Text Analysis Systems Mine Workplace Emails to Measure Staff Sentiments

Image from Pixabay.com

Have you ever been employed in a genuinely cooperative and productive environment where you looked forward each day to making your contribution to the enterprise and assisting your colleagues? Conversely, have you ever worked in a highly stressful and unsupportive atmosphere where you dreading going back there nearly every day?  Or perhaps you have found in your career that your jobs and employers were somewhere in the mid-range of this spectrum of office cultures.

For all of these good, bad or indifferent workplaces, a key question is whether any of the actions of management to engage the staff and listen to their concerns ever resulted in improved working conditions and higher levels of job satisfaction?
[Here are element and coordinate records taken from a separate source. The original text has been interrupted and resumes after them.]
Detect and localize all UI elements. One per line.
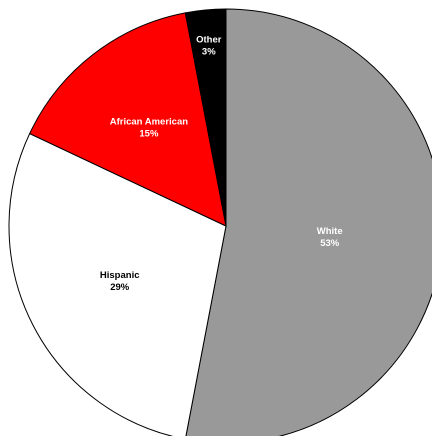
pie-slice-other (184, 8, 227, 227)
pie-labels: White 53% Hispanic 29% African American 15% Ot… (100, 35, 343, 294)
pie-label-white: White 53% (317, 226, 343, 249)
pie-label-other: Other 3% (196, 35, 222, 58)
slice-category-label: Hispanic (100, 270, 140, 281)
pie-slice-african-american (28, 12, 227, 227)
slice-value-label: 29% (110, 282, 130, 293)
slice-category-label: African American (110, 117, 189, 128)
slice-value-label: 3% (202, 47, 216, 58)
slice-category-label: White (317, 226, 343, 237)
pie-slice-white (185, 8, 432, 436)
slice-value-label: 53% (320, 238, 340, 249)
pie-label-african-american: African American 15% (110, 117, 189, 140)
pie-slices (8, 8, 432, 436)
pie-slice-hispanic (8, 132, 227, 436)
slice-category-label: Other (196, 35, 222, 46)
pie-label-hispanic: Hispanic 29% (100, 270, 140, 293)
slice-value-label: 15% (139, 129, 159, 140)
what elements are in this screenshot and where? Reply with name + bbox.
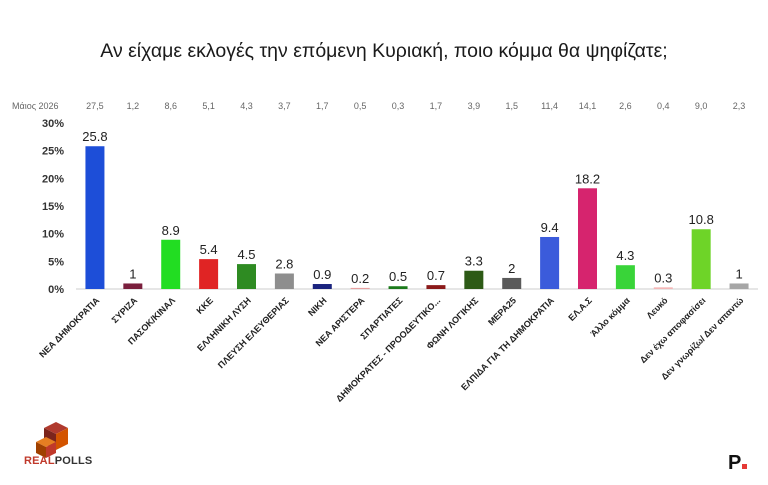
y-tick-label: 0%	[48, 284, 64, 296]
bar-value-label: 0.3	[654, 270, 672, 285]
y-tick-label: 25%	[42, 146, 64, 158]
bar-6	[274, 273, 294, 289]
bar-value-label: 4.5	[237, 247, 255, 262]
comparison-value: 2,3	[733, 101, 746, 111]
bar-13	[540, 236, 560, 289]
comparison-value: 3,9	[468, 101, 481, 111]
x-category-label: ΚΚΕ	[195, 295, 216, 316]
comparison-value: 2,6	[619, 101, 632, 111]
comparison-value: 0,3	[392, 101, 405, 111]
comparison-row-label: Μάιος 2026	[12, 101, 59, 111]
bar-10	[426, 285, 446, 289]
bar-value-label: 0.7	[427, 268, 445, 283]
bar-16	[653, 287, 673, 289]
x-category-label: ΠΛΕΥΣΗ ΕΛΕΥΘΕΡΙΑΣ	[216, 295, 291, 370]
realpolls-logo-icon	[36, 422, 68, 458]
brand-mark: P	[728, 452, 748, 475]
y-tick-label: 15%	[42, 201, 64, 213]
bar-18	[729, 283, 749, 289]
bar-value-label: 25.8	[82, 129, 107, 144]
comparison-value: 1,5	[505, 101, 518, 111]
bar-7	[312, 284, 332, 289]
bar-2	[123, 283, 143, 289]
bar-9	[388, 286, 408, 289]
comparison-value: 9,0	[695, 101, 708, 111]
y-tick-label: 10%	[42, 229, 64, 241]
x-category-label: ΝΙΚΗ	[306, 295, 329, 318]
comparison-value: 4,3	[240, 101, 253, 111]
x-category-label: Άλλο κόμμα	[589, 295, 633, 339]
bar-value-label: 10.8	[689, 212, 714, 227]
bar-value-label: 18.2	[575, 171, 600, 186]
x-category-label: ΕΛ.Α.Σ	[566, 295, 594, 323]
bar-value-label: 9.4	[541, 220, 559, 235]
bar-12	[502, 277, 522, 289]
bar-8	[350, 287, 370, 289]
bar-value-label: 0.2	[351, 271, 369, 286]
comparison-value: 8,6	[164, 101, 177, 111]
bar-14	[578, 188, 597, 289]
bar-value-label: 4.3	[616, 248, 634, 263]
bar-value-label: 2.8	[275, 257, 293, 272]
comparison-value: 0,5	[354, 101, 367, 111]
y-tick-label: 20%	[42, 173, 64, 185]
x-category-label: ΝΕΑ ΔΗΜΟΚΡΑΤΙΑ	[37, 295, 102, 360]
x-category-label: Δεν έχω αποφασίσει	[638, 295, 708, 365]
bar-chart: Μάιος 2026 0% 5% 10% 15% 20% 25% 30% 25.8 27,5 ΝΕΑ…	[12, 101, 758, 404]
comparison-value: 1,7	[430, 101, 443, 111]
chart-title: Αν είχαμε εκλογές την επόμενη Κυριακή, π…	[100, 40, 668, 62]
bar-value-label: 5.4	[200, 242, 218, 257]
x-category-label: Δεν γνωρίζω/ Δεν απαντώ	[659, 295, 746, 382]
bar-value-label: 1	[129, 266, 136, 281]
bar-value-label: 1	[735, 266, 742, 281]
bar-3	[161, 239, 181, 289]
bar-value-label: 8.9	[162, 223, 180, 238]
y-tick-label: 30%	[42, 118, 64, 130]
bar-5	[237, 264, 256, 289]
comparison-value: 14,1	[579, 101, 597, 111]
comparison-value: 0,4	[657, 101, 670, 111]
x-category-label: ΣΥΡΙΖΑ	[110, 295, 140, 325]
bar-1	[85, 146, 105, 289]
comparison-value: 1,7	[316, 101, 329, 111]
brand-dot-icon	[742, 464, 748, 469]
comparison-value: 3,7	[278, 101, 291, 111]
bar-4	[199, 259, 219, 289]
logo-text: REALPOLLS	[24, 455, 93, 467]
bar-value-label: 3.3	[465, 254, 483, 269]
bar-value-label: 2	[508, 261, 515, 276]
comparison-value: 5,1	[202, 101, 215, 111]
comparison-value: 27,5	[86, 101, 104, 111]
bar-value-label: 0.5	[389, 269, 407, 284]
bar-value-label: 0.9	[313, 267, 331, 282]
comparison-value: 1,2	[127, 101, 140, 111]
x-category-label: ΜΕΡΑ25	[486, 295, 518, 327]
y-tick-label: 5%	[48, 256, 64, 268]
x-category-label: Λευκό	[644, 295, 670, 321]
bar-17	[691, 229, 711, 289]
bar-15	[615, 265, 635, 289]
comparison-value: 11,4	[541, 101, 558, 111]
bar-11	[464, 270, 484, 289]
The answer is most often “yes”. Just having a say in, and some sense of control over, our jobs and workflows can indeed have a demonstrable impact on morale, camaraderie and the bottom line. As posited in the Hawthorne Effect, also termed the “Observer Effect”, this was first discovered during studies in the 1920’s and 1930’s when the management of a factory made improvements to the lighting and work schedules. In turn, worker satisfaction and productivity temporarily increased. This was not so much because there was more light, but rather, that the workers sensed that management was paying attention to, and then acting upon, their concerns. The workers perceived they were no longer just cogs in a machine.

Perhaps, too, the Hawthorne Effect is in some ways the workplace equivalent of the Heisenberg’s Uncertainty Principle in physics. To vastly oversimplify this slippery concept, the mere act of observing a subatomic particle can change its position.¹

Giving the processes of observation, analysis and change at the enterprise level a modern (but non-quantum) spin, is a fascinating new article in the September 2018 issue of The Atlantic entitled What Your Boss Could Learn by Reading the Whole Company’s Emails, by Frank Partnoy.  I highly recommend a click-through and full read if you have an opportunity. I will summarize and annotate it, and then, considering my own thorough lack of understanding of the basics of y=f(x), pose some of my own physics-free questions.

“Engagement” of Enron’s Emails

By Enron [Public domain], via Wikimedia Commons

Andrew Fastow was the Chief Financial Officer of Enron when the company infamously collapsed into bankruptcy in December 2001. Criminal charges were brought against some of the corporate officers, including Fastow, who went to prison for six years as a result.

After he had served his sentence he became a public speaker about his experience. At one of his presentations in Amsterdam in 2016, two men from the audience approached him. They were from KeenCorp, whose business is data analytics. Specifically, their clients hire them to analyze the email “word patterns and their context” of their employees. This is done in an effort to quantify and measure the degree of the staff’s “engagement”. The resulting numerical rating is higher when they feel more “positive and engaged”, while lower when they are unhappier and less “engaged”.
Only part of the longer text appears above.